The best way to give a gift is to give people what they want, not what you think they should have, says Elaine Swann, an etiquette expert. That can mean sending them money so that they can choose how they want to spend it.
Giving the gift of money is becoming more widely accepted, too: "It used to be a taboo thing to give money or ask for it, but it's now becoming part of our society to give gifts of money and then to graciously accept those gifts as well," says Swann.
Across all generations, money for personal spending is the No. 1 present when ranked against tangible gifts, experiences, and money for bills or experiences, according to the Zelle study, but younger people are on record as being the most excited. "Millennials have definitely changed the landscape in terms of the way we give gifts now," says Swann.

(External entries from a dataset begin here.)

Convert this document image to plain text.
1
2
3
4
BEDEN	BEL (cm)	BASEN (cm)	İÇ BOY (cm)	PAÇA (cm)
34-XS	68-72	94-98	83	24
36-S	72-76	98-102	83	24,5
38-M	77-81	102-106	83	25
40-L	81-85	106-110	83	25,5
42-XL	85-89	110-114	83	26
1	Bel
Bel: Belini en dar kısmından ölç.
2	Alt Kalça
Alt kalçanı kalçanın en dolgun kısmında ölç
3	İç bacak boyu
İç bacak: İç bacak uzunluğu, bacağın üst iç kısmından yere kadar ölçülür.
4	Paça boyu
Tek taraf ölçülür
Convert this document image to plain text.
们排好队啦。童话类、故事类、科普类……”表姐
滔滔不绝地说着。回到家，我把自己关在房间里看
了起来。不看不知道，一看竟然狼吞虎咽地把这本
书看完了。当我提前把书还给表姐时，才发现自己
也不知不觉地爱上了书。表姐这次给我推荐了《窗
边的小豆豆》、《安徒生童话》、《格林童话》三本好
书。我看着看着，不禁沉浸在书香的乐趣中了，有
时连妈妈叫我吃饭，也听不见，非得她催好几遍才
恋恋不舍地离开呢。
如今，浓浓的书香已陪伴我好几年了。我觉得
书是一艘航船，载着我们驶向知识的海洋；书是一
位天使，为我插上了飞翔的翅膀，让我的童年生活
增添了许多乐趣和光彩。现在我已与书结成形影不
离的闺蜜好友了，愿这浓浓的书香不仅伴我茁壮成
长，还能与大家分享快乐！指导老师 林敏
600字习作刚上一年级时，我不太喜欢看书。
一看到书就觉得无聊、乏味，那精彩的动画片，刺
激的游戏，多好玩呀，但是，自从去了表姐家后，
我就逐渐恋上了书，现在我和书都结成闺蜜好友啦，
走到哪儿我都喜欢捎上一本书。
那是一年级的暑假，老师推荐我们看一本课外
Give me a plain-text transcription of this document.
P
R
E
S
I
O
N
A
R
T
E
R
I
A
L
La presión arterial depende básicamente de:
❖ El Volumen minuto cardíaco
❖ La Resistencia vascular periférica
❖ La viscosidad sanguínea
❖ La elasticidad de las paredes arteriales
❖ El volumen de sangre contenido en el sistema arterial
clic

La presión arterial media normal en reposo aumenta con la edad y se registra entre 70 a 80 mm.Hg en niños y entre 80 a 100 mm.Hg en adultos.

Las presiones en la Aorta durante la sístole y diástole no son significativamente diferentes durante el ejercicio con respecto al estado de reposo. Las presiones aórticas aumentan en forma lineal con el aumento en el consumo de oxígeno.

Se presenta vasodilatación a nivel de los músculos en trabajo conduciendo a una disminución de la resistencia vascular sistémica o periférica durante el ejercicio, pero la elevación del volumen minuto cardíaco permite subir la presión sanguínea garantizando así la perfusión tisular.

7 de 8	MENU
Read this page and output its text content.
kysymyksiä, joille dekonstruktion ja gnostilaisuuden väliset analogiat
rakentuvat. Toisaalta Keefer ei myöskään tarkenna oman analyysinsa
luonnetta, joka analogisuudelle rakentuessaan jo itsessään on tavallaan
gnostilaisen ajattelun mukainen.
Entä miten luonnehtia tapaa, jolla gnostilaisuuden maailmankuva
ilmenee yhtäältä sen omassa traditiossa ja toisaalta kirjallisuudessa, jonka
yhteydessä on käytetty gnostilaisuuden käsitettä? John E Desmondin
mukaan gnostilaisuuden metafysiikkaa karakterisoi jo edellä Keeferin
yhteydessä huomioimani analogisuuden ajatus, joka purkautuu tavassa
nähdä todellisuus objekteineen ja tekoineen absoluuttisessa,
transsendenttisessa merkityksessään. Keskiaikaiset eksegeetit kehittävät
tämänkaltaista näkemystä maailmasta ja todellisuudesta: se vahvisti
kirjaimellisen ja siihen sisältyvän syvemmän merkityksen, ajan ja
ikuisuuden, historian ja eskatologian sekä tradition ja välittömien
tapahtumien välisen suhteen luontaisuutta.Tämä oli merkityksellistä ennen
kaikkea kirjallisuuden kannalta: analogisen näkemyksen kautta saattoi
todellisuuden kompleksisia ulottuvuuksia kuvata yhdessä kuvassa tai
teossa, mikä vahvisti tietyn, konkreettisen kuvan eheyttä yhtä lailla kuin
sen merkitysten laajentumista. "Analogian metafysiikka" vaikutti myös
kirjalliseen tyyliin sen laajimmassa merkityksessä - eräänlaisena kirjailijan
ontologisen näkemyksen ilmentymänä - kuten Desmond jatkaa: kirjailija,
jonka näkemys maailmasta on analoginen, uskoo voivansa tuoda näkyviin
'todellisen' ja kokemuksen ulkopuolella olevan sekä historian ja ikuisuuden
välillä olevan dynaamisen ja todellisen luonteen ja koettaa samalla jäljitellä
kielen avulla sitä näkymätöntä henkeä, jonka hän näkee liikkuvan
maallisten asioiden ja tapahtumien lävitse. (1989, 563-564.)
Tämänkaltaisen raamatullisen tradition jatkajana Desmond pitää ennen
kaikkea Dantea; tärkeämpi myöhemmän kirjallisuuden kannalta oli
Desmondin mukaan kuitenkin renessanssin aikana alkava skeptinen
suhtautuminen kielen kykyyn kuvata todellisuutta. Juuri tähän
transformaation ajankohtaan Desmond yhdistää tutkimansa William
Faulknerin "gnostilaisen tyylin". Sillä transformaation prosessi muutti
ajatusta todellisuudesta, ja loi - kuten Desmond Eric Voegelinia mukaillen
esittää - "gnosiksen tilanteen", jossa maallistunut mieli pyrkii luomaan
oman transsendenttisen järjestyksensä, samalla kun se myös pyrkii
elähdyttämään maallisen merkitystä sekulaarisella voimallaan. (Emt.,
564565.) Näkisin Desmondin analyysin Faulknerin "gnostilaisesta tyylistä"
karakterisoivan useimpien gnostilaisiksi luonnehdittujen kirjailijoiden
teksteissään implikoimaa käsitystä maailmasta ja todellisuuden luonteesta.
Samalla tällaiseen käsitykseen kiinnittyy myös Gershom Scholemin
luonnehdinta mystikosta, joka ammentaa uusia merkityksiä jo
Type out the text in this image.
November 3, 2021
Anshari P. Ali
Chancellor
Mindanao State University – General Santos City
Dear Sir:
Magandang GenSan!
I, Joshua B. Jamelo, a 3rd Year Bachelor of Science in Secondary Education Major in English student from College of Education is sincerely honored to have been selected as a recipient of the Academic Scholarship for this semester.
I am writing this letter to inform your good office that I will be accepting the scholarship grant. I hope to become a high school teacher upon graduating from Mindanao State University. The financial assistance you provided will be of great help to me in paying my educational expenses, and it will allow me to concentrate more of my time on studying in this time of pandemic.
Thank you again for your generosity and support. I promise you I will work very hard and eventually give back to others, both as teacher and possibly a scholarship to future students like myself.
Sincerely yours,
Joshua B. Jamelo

Here are some guidelines for graciously giving the gift of money over the holiday season.
The actual amount you give will ultimately depend on your budget and what you're able to give.
Swann recommends that gift givers use the "onion method" to help decide how much to give. Think of the outer layers of the onion as distant friends or family members, who will likely receive a gift in the $20-$25 range. From there, increase the amount you give with each layer. If $20 is on the lower end, then you might give up to $100 or more for closer friends and family members.
Based on your financial situation and how much you have set aside for gifts, you'll be able to come to a dollar amount that you feel comfortable giving to each recipient. Then factor in each recipient's age, how close you are to them, and what you envision they might spend the money on.
Mobile payment apps and online services have also made it faster and safer to give money. Whereas a traditional holiday card with a $20 bill in it may get lost, sending a payment digitally ensures that your money is going to the right place and that the recipient won't lose it.
Video by Courtney Stith
In the same way that you put thought into giving a physical gift to your loved ones, set aside some time to think about how you can make sending money more personal and potentially meaningful.
"The way you personalize the gift of money is to go on what I call a 'reconnaissance mission,'" says Swann. "Do a little bit of research on that particular person, comb their social media pages, and really get an idea of things that they like or that interest them."
Maybe the recipient has mentioned wanting to take a vacation, or wanting see a particular movie. If you're sending them a mobile payment, include a note that specifies what you imagine they can use the money for. For example, you might say, "Put this towards that trip you're planning." That level of detail shows that you've paid attention and turns what could be seen as impersonal into a thoughtful gesture.
"The whole idea behind gift giving is to think about what the other person would enjoy most," says Swann. "Above all else, you should really be thoughtful about your gift giving."